Я принадлежу к поколению, которое воспитывалось на лоне эстетических преданий и материальной обеспеченности. Конечно, и мы не всегда оставались верными чисто эстетическим традициям, но по временам делали набеги на область действительности… нет, впрочем, не туда, а скорее в область униженных и оскорбленных. Но, под прикрытием обеспеченности, эти набеги производились словно во сне, без строгой последовательности, порывами, которые столь же быстро потухали, как и зажигались. Много вышло из этой школы проходимцев и негодяев, но довольно и просто бессильных и неумелых людей. Проходимцы оказались живучими; неумелые — как и следовало ожидать — вымирают, ибо набеги в область униженных и оскорбленных, несмотря на свою платоничность, все-таки не прошли для них даром. К числу вымирающих принадлежу и я.
Я сижу в своем углу и разнемогаюсь. Гордиться тут нечем, но самый факт вольного умирания, в виду легкой достижимости торжества, есть уже признак, перед которым должно умолкнуть резкое слово осуждения.
Сверх того, я могу назвать три особенности, которые проходят через очень значительную половину моего существования и которые, по сущей справедливости, должны быть мне зачтены.
Особенность первая — тоска. Тоскливое чувство — и притом не напускное, а совершенно искреннее — с давних пор составляет господствующий тон моей жизни. Современная вакханалия хищничества не пробуждает во мне не только стремления участвовать в ней, но даже любопытства узнать причины этого явления: она просто утомляет меня, поселяет чувство уныния. Ужели это не «заслуга»?

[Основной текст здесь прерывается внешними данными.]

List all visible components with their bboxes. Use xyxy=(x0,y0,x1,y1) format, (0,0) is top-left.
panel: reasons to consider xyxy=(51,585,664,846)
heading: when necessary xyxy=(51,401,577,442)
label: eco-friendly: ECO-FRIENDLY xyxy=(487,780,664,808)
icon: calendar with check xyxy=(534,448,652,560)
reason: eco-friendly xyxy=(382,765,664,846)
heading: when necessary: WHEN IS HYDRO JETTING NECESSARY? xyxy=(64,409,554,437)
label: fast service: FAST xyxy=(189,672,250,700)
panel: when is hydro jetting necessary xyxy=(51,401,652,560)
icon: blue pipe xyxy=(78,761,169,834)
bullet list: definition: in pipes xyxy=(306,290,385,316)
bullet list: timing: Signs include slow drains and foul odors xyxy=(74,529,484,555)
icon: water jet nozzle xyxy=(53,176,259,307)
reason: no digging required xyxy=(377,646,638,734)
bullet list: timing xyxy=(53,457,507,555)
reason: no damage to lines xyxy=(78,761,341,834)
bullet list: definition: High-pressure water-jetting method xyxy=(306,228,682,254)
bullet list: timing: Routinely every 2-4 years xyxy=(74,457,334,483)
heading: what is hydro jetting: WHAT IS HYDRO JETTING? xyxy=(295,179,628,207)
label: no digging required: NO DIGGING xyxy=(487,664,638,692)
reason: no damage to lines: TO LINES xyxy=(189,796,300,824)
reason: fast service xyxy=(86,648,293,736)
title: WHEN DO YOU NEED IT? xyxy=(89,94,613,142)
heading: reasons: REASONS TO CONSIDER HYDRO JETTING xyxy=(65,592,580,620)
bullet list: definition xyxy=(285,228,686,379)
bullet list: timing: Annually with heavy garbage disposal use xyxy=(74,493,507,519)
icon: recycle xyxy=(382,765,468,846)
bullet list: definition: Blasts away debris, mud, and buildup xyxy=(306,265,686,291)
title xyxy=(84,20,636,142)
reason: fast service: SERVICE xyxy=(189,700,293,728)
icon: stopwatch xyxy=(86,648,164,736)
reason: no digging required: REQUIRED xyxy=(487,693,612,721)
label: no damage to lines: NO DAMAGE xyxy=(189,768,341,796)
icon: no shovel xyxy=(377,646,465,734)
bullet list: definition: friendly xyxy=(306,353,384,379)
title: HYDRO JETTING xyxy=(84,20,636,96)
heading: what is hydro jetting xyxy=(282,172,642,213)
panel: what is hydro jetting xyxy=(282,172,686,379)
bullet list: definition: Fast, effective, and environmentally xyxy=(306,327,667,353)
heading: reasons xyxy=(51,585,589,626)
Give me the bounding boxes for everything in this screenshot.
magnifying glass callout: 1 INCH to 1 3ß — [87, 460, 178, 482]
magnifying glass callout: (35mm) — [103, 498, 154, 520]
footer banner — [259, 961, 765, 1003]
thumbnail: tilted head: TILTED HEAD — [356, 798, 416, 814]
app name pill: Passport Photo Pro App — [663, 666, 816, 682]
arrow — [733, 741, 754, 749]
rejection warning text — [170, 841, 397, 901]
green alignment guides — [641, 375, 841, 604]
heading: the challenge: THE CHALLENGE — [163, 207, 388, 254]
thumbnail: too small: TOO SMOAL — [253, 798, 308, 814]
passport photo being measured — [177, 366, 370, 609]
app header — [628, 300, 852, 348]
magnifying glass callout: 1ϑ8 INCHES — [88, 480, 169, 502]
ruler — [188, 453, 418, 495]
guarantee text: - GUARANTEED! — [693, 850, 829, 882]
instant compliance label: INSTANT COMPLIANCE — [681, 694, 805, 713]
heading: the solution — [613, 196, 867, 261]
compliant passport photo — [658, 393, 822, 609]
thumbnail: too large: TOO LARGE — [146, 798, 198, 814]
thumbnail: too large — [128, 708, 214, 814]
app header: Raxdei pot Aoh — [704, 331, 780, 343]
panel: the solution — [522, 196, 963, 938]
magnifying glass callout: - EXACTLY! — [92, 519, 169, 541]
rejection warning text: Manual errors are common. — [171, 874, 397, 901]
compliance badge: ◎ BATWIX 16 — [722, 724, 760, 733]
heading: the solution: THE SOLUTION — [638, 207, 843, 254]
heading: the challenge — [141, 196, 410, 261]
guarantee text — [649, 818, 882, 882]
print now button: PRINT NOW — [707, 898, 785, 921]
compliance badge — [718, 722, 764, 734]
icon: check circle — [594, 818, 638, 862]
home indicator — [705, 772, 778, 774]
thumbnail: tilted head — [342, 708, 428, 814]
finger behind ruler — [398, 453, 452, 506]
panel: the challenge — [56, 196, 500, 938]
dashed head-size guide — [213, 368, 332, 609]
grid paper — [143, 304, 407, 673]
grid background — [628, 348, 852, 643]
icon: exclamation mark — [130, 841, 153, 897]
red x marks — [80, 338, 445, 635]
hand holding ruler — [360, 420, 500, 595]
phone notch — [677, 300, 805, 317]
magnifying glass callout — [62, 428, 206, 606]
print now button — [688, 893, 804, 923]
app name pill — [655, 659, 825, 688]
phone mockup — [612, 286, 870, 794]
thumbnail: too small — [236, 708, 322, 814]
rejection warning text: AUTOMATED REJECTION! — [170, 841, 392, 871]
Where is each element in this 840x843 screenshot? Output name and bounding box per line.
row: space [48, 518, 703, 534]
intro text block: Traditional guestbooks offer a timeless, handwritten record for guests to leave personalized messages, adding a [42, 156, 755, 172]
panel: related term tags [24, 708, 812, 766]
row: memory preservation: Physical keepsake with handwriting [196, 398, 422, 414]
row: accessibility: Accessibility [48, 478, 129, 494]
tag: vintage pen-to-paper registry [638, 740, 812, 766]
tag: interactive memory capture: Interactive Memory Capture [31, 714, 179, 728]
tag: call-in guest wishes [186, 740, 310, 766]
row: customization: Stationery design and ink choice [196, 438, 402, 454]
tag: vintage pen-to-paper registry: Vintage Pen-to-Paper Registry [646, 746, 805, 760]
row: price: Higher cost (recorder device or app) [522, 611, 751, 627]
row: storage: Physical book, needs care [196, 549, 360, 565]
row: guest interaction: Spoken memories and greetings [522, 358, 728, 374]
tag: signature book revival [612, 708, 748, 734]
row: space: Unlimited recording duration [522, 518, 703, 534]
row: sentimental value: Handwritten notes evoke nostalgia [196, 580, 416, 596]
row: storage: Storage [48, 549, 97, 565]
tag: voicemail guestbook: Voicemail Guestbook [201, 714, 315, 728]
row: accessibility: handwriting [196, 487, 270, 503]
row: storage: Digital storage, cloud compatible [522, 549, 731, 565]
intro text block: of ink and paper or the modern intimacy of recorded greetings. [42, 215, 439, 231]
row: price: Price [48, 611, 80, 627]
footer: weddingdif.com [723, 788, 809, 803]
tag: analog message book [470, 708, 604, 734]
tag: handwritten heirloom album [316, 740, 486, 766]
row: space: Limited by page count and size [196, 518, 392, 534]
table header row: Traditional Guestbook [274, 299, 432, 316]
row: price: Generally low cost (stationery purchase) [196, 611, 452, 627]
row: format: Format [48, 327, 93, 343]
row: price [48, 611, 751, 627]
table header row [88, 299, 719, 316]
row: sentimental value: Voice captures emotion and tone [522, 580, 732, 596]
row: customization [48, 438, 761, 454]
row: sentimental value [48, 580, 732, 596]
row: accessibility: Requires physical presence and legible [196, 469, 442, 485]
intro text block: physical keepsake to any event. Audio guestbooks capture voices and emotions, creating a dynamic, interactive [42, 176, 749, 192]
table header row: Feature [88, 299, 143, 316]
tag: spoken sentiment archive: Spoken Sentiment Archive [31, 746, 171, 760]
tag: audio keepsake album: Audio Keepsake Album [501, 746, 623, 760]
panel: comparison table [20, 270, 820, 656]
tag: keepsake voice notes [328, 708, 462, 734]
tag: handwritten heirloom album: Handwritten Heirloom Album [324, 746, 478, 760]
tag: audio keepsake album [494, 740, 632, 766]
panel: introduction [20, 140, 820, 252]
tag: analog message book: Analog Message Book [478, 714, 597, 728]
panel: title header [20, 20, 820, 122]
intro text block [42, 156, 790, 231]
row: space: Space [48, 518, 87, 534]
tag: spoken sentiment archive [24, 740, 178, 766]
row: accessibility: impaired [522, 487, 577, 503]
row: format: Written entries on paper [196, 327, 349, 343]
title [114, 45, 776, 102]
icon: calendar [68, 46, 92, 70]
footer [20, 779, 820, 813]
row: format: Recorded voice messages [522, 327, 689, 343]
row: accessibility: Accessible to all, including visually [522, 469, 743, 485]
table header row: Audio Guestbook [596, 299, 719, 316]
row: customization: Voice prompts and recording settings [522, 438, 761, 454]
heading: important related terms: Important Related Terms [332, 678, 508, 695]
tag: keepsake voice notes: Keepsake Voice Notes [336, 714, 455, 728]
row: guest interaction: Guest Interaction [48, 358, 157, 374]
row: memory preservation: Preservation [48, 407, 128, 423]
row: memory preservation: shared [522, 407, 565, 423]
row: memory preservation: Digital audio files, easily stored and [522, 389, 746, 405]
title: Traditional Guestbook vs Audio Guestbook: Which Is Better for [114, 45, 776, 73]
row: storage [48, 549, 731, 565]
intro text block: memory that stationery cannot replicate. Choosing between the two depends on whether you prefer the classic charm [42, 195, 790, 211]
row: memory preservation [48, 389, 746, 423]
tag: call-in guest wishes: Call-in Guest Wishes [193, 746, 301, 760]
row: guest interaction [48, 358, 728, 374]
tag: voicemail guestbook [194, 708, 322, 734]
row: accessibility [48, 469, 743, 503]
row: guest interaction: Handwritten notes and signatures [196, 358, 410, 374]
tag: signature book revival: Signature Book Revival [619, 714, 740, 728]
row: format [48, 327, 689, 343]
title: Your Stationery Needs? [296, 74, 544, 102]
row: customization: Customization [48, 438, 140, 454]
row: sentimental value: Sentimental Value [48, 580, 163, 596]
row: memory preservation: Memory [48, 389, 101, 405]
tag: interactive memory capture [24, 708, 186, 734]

Я не желаю быть ни железнодорожным деятелем, ни кабатчиком, ни добровольцем, ни адвокатом, ни даже присяжным заседателем… воистину не желаю, не хочу! Какая-то щемящая унылость, сопровождаемая полным отсутствием естественности и искренности, слышится мне и в базарном гвалте, и во всех бряцаниях, составляющих внешнюю обстановку современной хищнической свалки. Фальшиво, неинтересно, даже просто глупо. Уйти из этой свалки, забиться подальше куда-нибудь в незнаемую раковину и там, ничего не видя и не слыша, предаваться грызениям тоски — вот единственный иск, который я предъявляю к жизни, единственное желание, которое мне удалось формулировать с достаточною ясностью. Никаких других исков и желаний у меня нет, потому что, если я, с одной стороны, не хочу торжествовать, то с другой — не могу и не умею самоотвергаться * . Не могу! не умею! — это не претензии на оправдание, а факт.
Бремя эстетических традиций и обеспеченности так тяжело и плотно легло на мою спину, что я уж давно не имею силы ее разогнуть. Я сказал выше, что в жизни моей бывали случаи (даже довольно частые), когда я посещал область униженных и оскорбленных — я охотно посещаю ее и теперь. Но ведь это-то самое и есть тоска. Что-то несомненно вызывающее все симпатии моей души мелькает передо мной, но что именно — я различить не могу. Что-то требует моей помощи, но в чем должна состоять эта помощь и как она может быть подана — я и ответить на это не умею. Одним словом, я вкладываю персты в воздушное пространство, а не в раны. «Не могу!», «не умею!» — мучительно повторяю я себе и только одно сознаю вполне отчетливо: что все мое существо преисполнено безмерной тоской.